Want win faster? Define failure first. The most underrated tool in business and health decision-making.

How do you know if your business is actually working?
You don't. Unless you set success and kill criteria in advance. Without it - it's just guessing.

In coaching, we are taught to use evidence-based decision-making. Before you choose a new eating routine, a new sleep ritual, a new way of giving feedback, you first define:
What evidence would convince me this is working?
What evidence would tell me it isn’t?

Otherwise, you are just doing things, shooting in the dark, and quite often wasting your time. Guesswork never produces consistent results you can rely on. Even worse, you might spend months doing things that don’t move the needle while ignoring the things that actually could.

But you can’t make decisions based on evidence if you never decide which evidence matters. When will you stick with it? When will you pivot? When will you kill the idea entirely?

Annie Duke, former professional poker player and absolute Jedi of decision science, popularized a tool I now teach founders and use in my own coaching: kill criteria.

Kill Criteria = pre-defined conditions that tell you when to stop.
A specific milestone + a deadline.
For example:
“If we haven’t hit X by date Y, we shut it down.”

Why does this matter?

Because of the sunk-cost fallacy. We humans hate waste. Once we invest time or energy, even a tiny amount - we cling. We justify. We tell ourselves “just a bit more.”

Kill criteria save you from that trap. It works best with outside accountability.
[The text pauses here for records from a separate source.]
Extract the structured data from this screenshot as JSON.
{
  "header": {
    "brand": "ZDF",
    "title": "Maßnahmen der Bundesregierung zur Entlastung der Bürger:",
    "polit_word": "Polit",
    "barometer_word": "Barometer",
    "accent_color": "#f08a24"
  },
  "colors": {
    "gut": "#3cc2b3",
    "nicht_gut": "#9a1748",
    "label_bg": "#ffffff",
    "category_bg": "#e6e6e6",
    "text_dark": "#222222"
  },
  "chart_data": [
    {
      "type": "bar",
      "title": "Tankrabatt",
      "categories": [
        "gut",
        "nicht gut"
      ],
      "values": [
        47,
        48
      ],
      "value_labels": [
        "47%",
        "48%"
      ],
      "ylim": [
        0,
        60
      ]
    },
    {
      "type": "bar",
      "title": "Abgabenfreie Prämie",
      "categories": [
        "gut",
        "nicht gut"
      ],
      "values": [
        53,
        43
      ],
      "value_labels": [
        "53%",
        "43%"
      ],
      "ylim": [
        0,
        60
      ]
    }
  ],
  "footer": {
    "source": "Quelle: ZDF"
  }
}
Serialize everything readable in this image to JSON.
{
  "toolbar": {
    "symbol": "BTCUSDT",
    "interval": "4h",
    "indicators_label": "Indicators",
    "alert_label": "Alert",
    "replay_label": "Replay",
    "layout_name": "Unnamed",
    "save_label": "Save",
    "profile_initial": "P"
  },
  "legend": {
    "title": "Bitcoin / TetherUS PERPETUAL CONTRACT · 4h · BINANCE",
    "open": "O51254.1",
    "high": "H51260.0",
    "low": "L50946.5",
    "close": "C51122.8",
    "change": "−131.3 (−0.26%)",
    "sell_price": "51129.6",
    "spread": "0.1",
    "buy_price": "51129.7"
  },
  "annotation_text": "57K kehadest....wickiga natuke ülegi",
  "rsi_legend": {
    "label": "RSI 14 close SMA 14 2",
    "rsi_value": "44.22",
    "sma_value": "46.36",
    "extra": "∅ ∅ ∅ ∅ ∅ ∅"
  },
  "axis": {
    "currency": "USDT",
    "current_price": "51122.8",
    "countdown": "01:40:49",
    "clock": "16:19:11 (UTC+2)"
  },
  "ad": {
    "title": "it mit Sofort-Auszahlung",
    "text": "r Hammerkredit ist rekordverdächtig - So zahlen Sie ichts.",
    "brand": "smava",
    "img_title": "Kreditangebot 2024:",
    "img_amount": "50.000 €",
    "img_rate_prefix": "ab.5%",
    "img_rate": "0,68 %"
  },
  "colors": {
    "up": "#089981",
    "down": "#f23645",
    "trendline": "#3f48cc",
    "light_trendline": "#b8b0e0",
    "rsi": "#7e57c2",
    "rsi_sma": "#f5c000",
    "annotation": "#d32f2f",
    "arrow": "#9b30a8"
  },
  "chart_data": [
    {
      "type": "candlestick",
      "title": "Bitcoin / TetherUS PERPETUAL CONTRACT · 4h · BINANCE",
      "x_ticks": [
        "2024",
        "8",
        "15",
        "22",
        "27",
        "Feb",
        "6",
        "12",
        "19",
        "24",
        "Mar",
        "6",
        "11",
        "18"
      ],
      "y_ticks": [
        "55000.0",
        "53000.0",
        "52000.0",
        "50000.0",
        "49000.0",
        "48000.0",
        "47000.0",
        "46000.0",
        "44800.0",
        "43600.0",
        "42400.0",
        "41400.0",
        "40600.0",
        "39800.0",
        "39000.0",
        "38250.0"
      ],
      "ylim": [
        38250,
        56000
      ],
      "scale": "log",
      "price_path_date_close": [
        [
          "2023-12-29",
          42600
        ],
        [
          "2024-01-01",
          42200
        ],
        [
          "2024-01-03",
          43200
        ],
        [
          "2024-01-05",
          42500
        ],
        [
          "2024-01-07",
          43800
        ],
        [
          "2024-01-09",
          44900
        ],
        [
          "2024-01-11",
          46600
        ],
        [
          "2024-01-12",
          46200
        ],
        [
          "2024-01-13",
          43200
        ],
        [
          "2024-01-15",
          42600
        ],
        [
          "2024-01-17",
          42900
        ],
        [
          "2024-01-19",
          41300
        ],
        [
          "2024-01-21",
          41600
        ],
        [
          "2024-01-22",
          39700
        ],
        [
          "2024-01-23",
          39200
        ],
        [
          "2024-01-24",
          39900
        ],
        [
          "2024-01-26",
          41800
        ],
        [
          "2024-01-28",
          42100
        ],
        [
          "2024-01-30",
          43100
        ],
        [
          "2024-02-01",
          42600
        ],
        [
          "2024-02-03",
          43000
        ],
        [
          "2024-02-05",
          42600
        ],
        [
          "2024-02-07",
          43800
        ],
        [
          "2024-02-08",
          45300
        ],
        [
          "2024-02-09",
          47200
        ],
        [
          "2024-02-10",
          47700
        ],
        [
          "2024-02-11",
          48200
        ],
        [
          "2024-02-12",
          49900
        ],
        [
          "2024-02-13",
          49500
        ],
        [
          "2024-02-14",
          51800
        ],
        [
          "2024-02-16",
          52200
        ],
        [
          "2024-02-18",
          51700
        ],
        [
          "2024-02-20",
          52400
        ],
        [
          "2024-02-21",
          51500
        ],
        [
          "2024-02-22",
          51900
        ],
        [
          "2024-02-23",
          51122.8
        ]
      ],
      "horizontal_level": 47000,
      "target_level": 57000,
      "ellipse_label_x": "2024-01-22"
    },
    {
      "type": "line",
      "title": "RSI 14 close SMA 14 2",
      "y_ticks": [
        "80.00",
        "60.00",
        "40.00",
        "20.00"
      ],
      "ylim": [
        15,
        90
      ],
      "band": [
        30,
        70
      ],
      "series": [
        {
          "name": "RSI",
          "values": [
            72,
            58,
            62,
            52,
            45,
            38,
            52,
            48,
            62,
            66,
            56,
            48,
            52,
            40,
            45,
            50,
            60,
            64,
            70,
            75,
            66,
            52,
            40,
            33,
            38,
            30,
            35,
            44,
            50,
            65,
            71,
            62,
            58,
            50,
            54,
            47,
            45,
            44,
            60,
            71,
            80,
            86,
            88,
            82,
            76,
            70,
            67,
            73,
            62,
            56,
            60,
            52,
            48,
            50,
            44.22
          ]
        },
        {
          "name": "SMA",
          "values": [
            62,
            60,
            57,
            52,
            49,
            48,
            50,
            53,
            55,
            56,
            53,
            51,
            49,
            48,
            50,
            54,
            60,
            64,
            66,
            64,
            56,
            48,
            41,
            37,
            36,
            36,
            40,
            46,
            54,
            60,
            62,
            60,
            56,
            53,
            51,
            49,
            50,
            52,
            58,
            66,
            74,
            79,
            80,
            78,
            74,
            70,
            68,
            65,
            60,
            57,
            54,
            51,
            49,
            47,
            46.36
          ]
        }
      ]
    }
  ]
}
Fast success in business is really fast learning.
And fast learning requires 2 things:
a) knowing exactly what you’re trying to learn
b) knowing when to stop if the learning isn’t producing the result you want

So over to you dear reader (and a note to myself):

The projects you’re working on right now - your startup, your diet experiment, your new workplace initiative - do you have clear, pre-set triggers that tell you when to keep going and when it’s time to walk away?